December 8, 2017 4 min read

Big tobacco is spending millions of dollars to inform Americans of the truth about their products — truth that those same companies spent decades denying and trying to litigate to death. News media companies spent millions defending themselves against Big Tobacco in court simply for having reported the very truths that Big Tobacco now must spend millions to advertise themselves.

Try as major tobacco companies might, they no longer can deny the lethality of the nicotine-delivery systems they produce. Rather, they are being forced to embrace the truth — that tobacco products are addictive and deadly — even as those companies continue foisting cigarettes, snuff and other health-destroying products upon consumers.

Under court order, Big Tobacco companies must now issue "corrective statements" to counter the lies they perpetuated in decades of advertisements. All this stems from a 1999 Justice Department lawsuit against tobacco giants Philip Morris and R.J. Reynolds. The companies challenged and appealed a 2006 ruling until, finally, 11 years later, they could delay no more.

So starting last month, full-page ads began appearing in newspapers and on primetime TV explaining in unambiguous terms why you should never start smoking and should quit immediately if you already do smoke.

The companies admit that they deliberately spiked cigarettes with nicotine to get users hooked.

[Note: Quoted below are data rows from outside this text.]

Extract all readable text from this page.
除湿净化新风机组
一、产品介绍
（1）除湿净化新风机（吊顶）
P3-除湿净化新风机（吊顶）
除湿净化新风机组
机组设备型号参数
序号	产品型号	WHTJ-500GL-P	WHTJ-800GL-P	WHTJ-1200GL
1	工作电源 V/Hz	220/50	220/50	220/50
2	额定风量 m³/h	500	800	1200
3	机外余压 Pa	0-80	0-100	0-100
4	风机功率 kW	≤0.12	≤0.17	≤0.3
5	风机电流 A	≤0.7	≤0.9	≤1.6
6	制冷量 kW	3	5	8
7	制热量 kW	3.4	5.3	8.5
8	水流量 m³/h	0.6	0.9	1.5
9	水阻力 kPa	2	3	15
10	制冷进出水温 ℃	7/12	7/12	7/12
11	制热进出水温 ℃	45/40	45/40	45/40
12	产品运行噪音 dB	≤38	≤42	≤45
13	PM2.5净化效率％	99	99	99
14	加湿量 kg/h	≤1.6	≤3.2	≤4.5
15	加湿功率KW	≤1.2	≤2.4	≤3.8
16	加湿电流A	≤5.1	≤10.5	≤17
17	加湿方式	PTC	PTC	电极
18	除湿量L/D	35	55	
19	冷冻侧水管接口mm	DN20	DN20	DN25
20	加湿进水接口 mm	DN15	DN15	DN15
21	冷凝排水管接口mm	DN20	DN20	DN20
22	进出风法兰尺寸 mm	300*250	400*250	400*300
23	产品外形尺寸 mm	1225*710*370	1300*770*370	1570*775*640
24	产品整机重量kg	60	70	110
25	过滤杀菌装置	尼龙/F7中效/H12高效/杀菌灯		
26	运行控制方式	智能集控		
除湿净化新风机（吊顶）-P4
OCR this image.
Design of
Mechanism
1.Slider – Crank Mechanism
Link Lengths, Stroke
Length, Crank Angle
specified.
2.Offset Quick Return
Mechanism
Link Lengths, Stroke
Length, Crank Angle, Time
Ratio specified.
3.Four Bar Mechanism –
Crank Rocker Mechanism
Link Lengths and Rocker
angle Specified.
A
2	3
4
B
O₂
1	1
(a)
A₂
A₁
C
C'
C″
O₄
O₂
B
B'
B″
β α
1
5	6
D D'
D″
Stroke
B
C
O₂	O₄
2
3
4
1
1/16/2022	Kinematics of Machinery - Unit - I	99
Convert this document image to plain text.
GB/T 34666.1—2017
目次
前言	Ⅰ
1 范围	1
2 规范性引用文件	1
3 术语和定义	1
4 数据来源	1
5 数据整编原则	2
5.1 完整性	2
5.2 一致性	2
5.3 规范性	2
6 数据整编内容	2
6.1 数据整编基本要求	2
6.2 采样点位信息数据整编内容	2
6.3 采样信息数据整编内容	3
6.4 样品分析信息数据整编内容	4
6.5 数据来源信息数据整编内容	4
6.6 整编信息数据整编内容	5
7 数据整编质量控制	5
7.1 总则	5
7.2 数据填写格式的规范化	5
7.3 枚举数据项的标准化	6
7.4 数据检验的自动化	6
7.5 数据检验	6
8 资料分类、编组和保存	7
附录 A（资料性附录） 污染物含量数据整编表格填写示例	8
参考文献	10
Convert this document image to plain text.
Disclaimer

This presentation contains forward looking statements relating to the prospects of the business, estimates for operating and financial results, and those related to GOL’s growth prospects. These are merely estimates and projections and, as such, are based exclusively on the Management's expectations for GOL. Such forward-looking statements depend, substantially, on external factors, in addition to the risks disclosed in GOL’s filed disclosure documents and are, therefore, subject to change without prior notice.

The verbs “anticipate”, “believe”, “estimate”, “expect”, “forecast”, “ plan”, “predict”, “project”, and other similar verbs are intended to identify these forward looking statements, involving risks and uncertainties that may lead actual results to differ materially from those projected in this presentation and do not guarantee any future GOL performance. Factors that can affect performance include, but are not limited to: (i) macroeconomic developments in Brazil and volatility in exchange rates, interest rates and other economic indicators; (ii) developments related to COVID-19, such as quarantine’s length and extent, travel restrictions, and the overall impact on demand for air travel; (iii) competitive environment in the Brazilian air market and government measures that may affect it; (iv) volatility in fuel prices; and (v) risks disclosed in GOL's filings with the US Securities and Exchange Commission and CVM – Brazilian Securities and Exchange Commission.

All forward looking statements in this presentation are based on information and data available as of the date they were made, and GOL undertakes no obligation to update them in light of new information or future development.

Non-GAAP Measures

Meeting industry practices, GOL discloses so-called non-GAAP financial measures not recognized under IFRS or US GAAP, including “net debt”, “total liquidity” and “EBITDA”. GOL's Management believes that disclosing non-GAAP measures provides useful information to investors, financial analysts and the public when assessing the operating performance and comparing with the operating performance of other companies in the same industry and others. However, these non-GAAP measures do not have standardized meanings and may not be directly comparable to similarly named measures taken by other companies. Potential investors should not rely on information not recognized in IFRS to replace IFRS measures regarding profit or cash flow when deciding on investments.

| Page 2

They must declare the deadly nature of their products in terms that all can understand: "More people die every year from smoking than from murder, AIDS, suicide, drugs, car crashes and alcohol combined," one ad says. They must admit that second-hand smoke causes cancer, and so-called "light" cigarettes are no safer than regular ones.

A delicious irony is that tobacco companies must place these ads in the very media outlets that they once threatened with expensive lawsuits merely because news organizations reported these same truths. Recall the expensive court battles that ABC News and CBS' "60 Minutes" endured when tobacco-company informants came forth to expose the realities of cancer and addiction behind cigarettes.

The sad "60 Minutes" saga is portrayed in the 1999 film, "The Insider," which details the lengths to which cigarette maker Brown & Williamson went to halt an investigation into the deceptive tactics and nicotine manipulation manufacturers used to hook smokers and ensure a growing customer base.

The new ads offer no apologies, but they are blunt. "Smoking kills, on average, 1,200 Americans. Every day," one ad says.

"Smoking is highly addictive. Nicotine is the addictive drug in tobacco. Cigarette companies intentionally designed cigarettes with enough nicotine to create and sustain addiction," says another.

For all who criticize government overreach, only strong federal court and government intervention could have balanced the scales between manipulative corporate giants and the people whose lives they've destroyed in the name of greed.